Market Silence Period After Profit Taking
Vincent Liu's analysis points out that “most of the decline is due to profit-taking after the rebound and the compression of trading space, which is a typical case of traders coming down after a crowded uptrend.” This statement reveals the nature of the periodic fluctuations in cryptocurrency volume. The frenzy in October created excessive trading, while the calm in November is a natural adjustment of the market.
Profit-taking is the main reason for the decline in cryptocurrency volume. During the bullish trend in October, a large number of investors made substantial profits.
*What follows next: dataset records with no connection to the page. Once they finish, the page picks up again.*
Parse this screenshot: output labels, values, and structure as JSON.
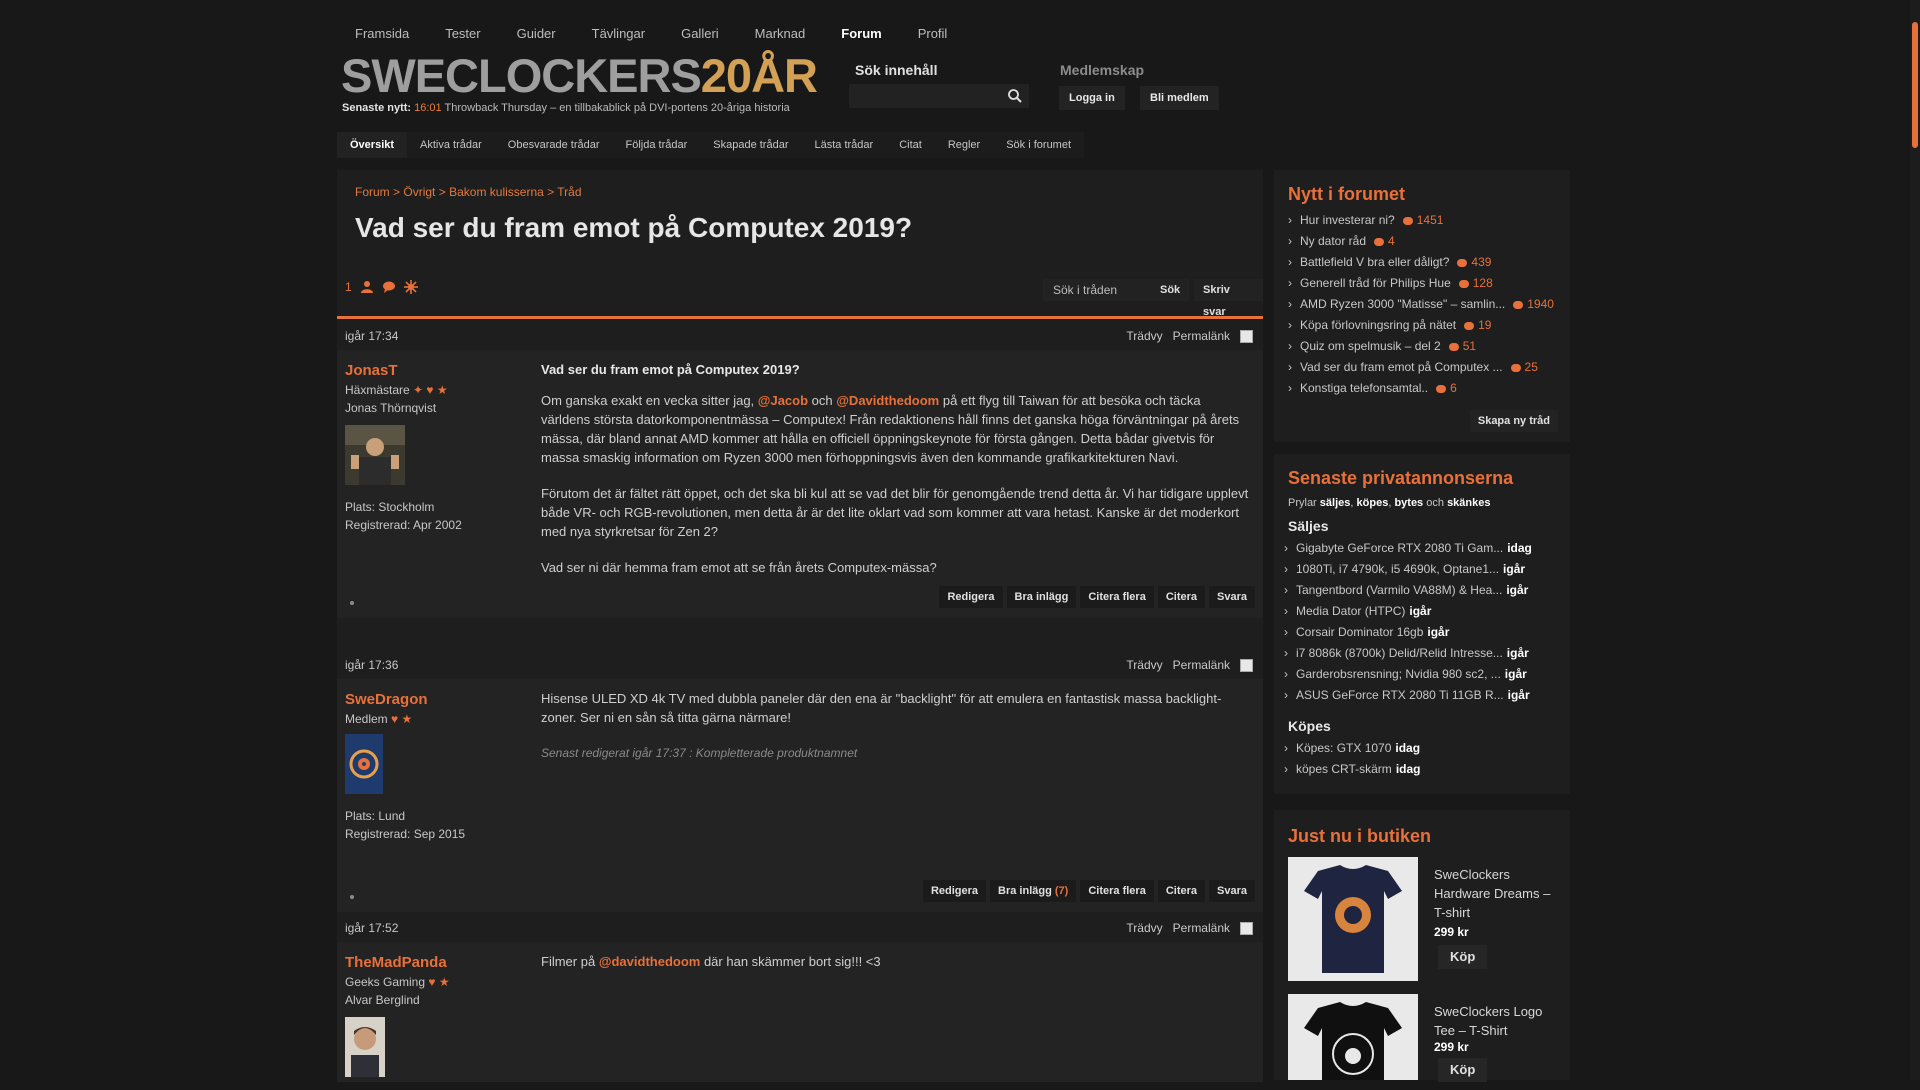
{
  "topnav": [
    "Framsida",
    "Tester",
    "Guider",
    "Tävlingar",
    "Galleri",
    "Marknad",
    "Forum",
    "Profil"
  ],
  "logo": {
    "part1": "SWECLOCKERS",
    "part2": "20ÅR"
  },
  "latest": {
    "label": "Senaste nytt:",
    "time": "16:01",
    "text": "Throwback Thursday – en tillbakablick på DVI-portens 20-åriga historia"
  },
  "search": {
    "title": "Sök innehåll",
    "placeholder": ""
  },
  "membership": {
    "title": "Medlemskap",
    "login": "Logga in",
    "register": "Bli medlem"
  },
  "subnav": [
    "Översikt",
    "Aktiva trådar",
    "Obesvarade trådar",
    "Följda trådar",
    "Skapade trådar",
    "Lästa trådar",
    "Citat",
    "Regler",
    "Sök i forumet"
  ],
  "breadcrumb": [
    "Forum",
    "Övrigt",
    "Bakom kulisserna",
    "Tråd"
  ],
  "thread": {
    "title": "Vad ser du fram emot på Computex 2019?",
    "page": "1",
    "search_placeholder": "Sök i tråden",
    "search_btn": "Sök",
    "reply_btn": "Skriv svar"
  },
  "post_links": {
    "tree": "Trädvy",
    "perma": "Permalänk"
  },
  "actions": {
    "edit": "Redigera",
    "good": "Bra inlägg",
    "quote_more": "Citera flera",
    "quote": "Citera",
    "reply": "Svara"
  },
  "posts": [
    {
      "time": "igår 17:34",
      "name": "JonasT",
      "rank": "Häxmästare",
      "realname": "Jonas Thörnqvist",
      "place": "Plats: Stockholm",
      "registered": "Registrerad: Apr 2002",
      "subject": "Vad ser du fram emot på Computex 2019?",
      "p1a": "Om ganska exakt en vecka sitter jag,",
      "m1": "@Jacob",
      "p1b": "och",
      "m2": "@Davidthedoom",
      "p1c": "på ett flyg till Taiwan för att besöka och täcka världens största datorkomponentmässa – Computex! Från redaktionens håll finns det ganska höga förväntningar på årets mässa, där bland annat AMD kommer att hålla en officiell öppningskeynote för första gången. Detta bådar givetvis för massa smaskig information om Ryzen 3000 men förhoppningsvis även den kommande grafikarkitekturen Navi.",
      "p2": "Förutom det är fältet rätt öppet, och det ska bli kul att se vad det blir för genomgående trend detta år. Vi har tidigare upplevt både VR- och RGB-revolutionen, men detta år är det lite oklart vad som kommer att vara hetast. Kanske är det moderkort med nya styrkretsar för Zen 2?",
      "p3": "Vad ser ni där hemma fram emot att se från årets Computex-mässa?"
    },
    {
      "time": "igår 17:36",
      "name": "SweDragon",
      "rank": "Medlem",
      "place": "Plats: Lund",
      "registered": "Registrerad: Sep 2015",
      "p1": "Hisense ULED XD 4k TV med dubbla paneler där den ena är \"backlight\" för att emulera en fantastisk massa backlight-zoner. Ser ni en sån så titta gärna närmare!",
      "edited": "Senast redigerat igår 17:37 : Kompletterade produktnamnet",
      "good_count": "(7)"
    },
    {
      "time": "igår 17:52",
      "name": "TheMadPanda",
      "rank": "Geeks Gaming",
      "realname": "Alvar Berglind",
      "p1a": "Filmer på",
      "m1": "@davidthedoom",
      "p1b": "där han skämmer bort sig!!! <3"
    }
  ],
  "side_forum": {
    "title": "Nytt i forumet",
    "items": [
      {
        "t": "Hur investerar ni?",
        "c": "1451"
      },
      {
        "t": "Ny dator råd",
        "c": "4"
      },
      {
        "t": "Battlefield V bra eller dåligt?",
        "c": "439"
      },
      {
        "t": "Generell tråd för Philips Hue",
        "c": "128"
      },
      {
        "t": "AMD Ryzen 3000 \"Matisse\" – samlin...",
        "c": "1940"
      },
      {
        "t": "Köpa förlovningsring på nätet",
        "c": "19"
      },
      {
        "t": "Quiz om spelmusik – del 2",
        "c": "51"
      },
      {
        "t": "Vad ser du fram emot på Computex ...",
        "c": "25"
      },
      {
        "t": "Konstiga telefonsamtal..",
        "c": "6"
      }
    ],
    "new_thread": "Skapa ny tråd"
  },
  "side_ads": {
    "title": "Senaste privatannonserna",
    "sub_a": "Prylar",
    "sub_b": "säljes",
    "sub_c": "köpes",
    "sub_d": "bytes",
    "sub_e": "och",
    "sub_f": "skänkes",
    "sell_title": "Säljes",
    "sell": [
      {
        "t": "Gigabyte GeForce RTX 2080 Ti Gam...",
        "w": "idag"
      },
      {
        "t": "1080Ti, i7 4790k, i5 4690k, Optane1...",
        "w": "igår"
      },
      {
        "t": "Tangentbord (Varmilo VA88M) & Hea...",
        "w": "igår"
      },
      {
        "t": "Media Dator (HTPC)",
        "w": "igår"
      },
      {
        "t": "Corsair Dominator 16gb",
        "w": "igår"
      },
      {
        "t": "i7 8086k (8700k) Delid/Relid Intresse...",
        "w": "igår"
      },
      {
        "t": "Garderobsrensning; Nvidia 980 sc2, ...",
        "w": "igår"
      },
      {
        "t": "ASUS GeForce RTX 2080 Ti 11GB R...",
        "w": "igår"
      }
    ],
    "buy_title": "Köpes",
    "buy": [
      {
        "t": "Köpes: GTX 1070",
        "w": "idag"
      },
      {
        "t": "köpes CRT-skärm",
        "w": "idag"
      }
    ]
  },
  "side_shop": {
    "title": "Just nu i butiken",
    "products": [
      {
        "name": "SweClockers Hardware Dreams – T-shirt",
        "price": "299 kr",
        "buy": "Köp"
      },
      {
        "name": "SweClockers Logo Tee – T-Shirt",
        "price": "299 kr",
        "buy": "Köp"
      }
    ]
  },
  "colors": {
    "accent": "#e8703a",
    "bg": "#181818",
    "panel": "#1e1e1e"
  }
}
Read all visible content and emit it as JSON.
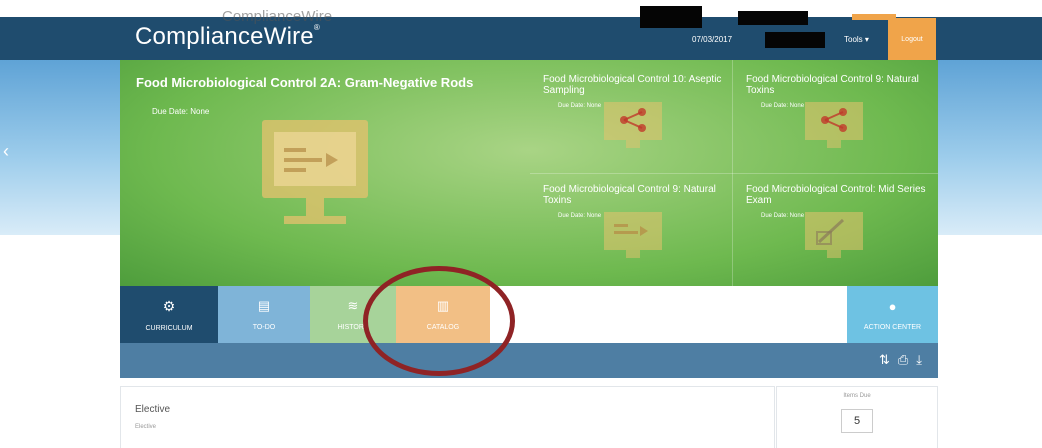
{
  "header": {
    "brand": "ComplianceWire",
    "brand_mark": "®",
    "brand_ghost": "ComplianceWire",
    "date": "07/03/2017",
    "tools_label": "Tools ▾",
    "logout_label": "Logout"
  },
  "tiles": {
    "main": {
      "title": "Food Microbiological Control 2A: Gram-Negative Rods",
      "due": "Due Date: None"
    },
    "small": [
      {
        "title": "Food Microbiological Control 10: Aseptic Sampling",
        "due": "Due Date: None"
      },
      {
        "title": "Food Microbiological Control 9: Natural Toxins",
        "due": "Due Date: None"
      },
      {
        "title": "Food Microbiological Control 9: Natural Toxins",
        "due": "Due Date: None"
      },
      {
        "title": "Food Microbiological Control: Mid Series Exam",
        "due": "Due Date: None"
      }
    ]
  },
  "nav": {
    "tabs": [
      {
        "label": "CURRICULUM",
        "color": "#1f4c6e"
      },
      {
        "label": "TO-DO",
        "color": "#7fb4d8"
      },
      {
        "label": "HISTORY",
        "color": "#a7d39a"
      },
      {
        "label": "CATALOG",
        "color": "#f2bf85"
      }
    ],
    "action_center": {
      "label": "ACTION CENTER",
      "color": "#6ec2e3"
    }
  },
  "card": {
    "title": "Elective",
    "subtitle": "Elective",
    "items_due_label": "Items Due",
    "items_due_count": "5"
  }
}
When the price reached 110,000 USD, many investors chose to take profits and exit. This concentrated selling activity temporarily boosted the volume, but the market then entered a wait-and-see period, causing the volume to naturally shrink. The compression of trading space refers to the narrowing of the price fluctuation range, resulting in fewer trading opportunities.
This is a typical case of traders coming down after a crowded bullish market. “Crowded” means that too many traders are taking the same strategy (going long), and when the trend reverses or stagnates, these traders will exit en masse, causing short-term volatility. The market then enters a quiet period, waiting for new catalysts or the formation of a trend. This kind of periodic volume fluctuation is common in the cryptocurrency market.
Historically, the periods of low cryptocurrency trading volume typically do not last long. When prices stabilize and new narratives or catalysts emerge, trading activity tends to recover quickly. December is usually an important month for the cryptocurrency market, as year-end asset reallocation, tax considerations, and expectations for the New Year market can all stimulate a rebound in trading volume.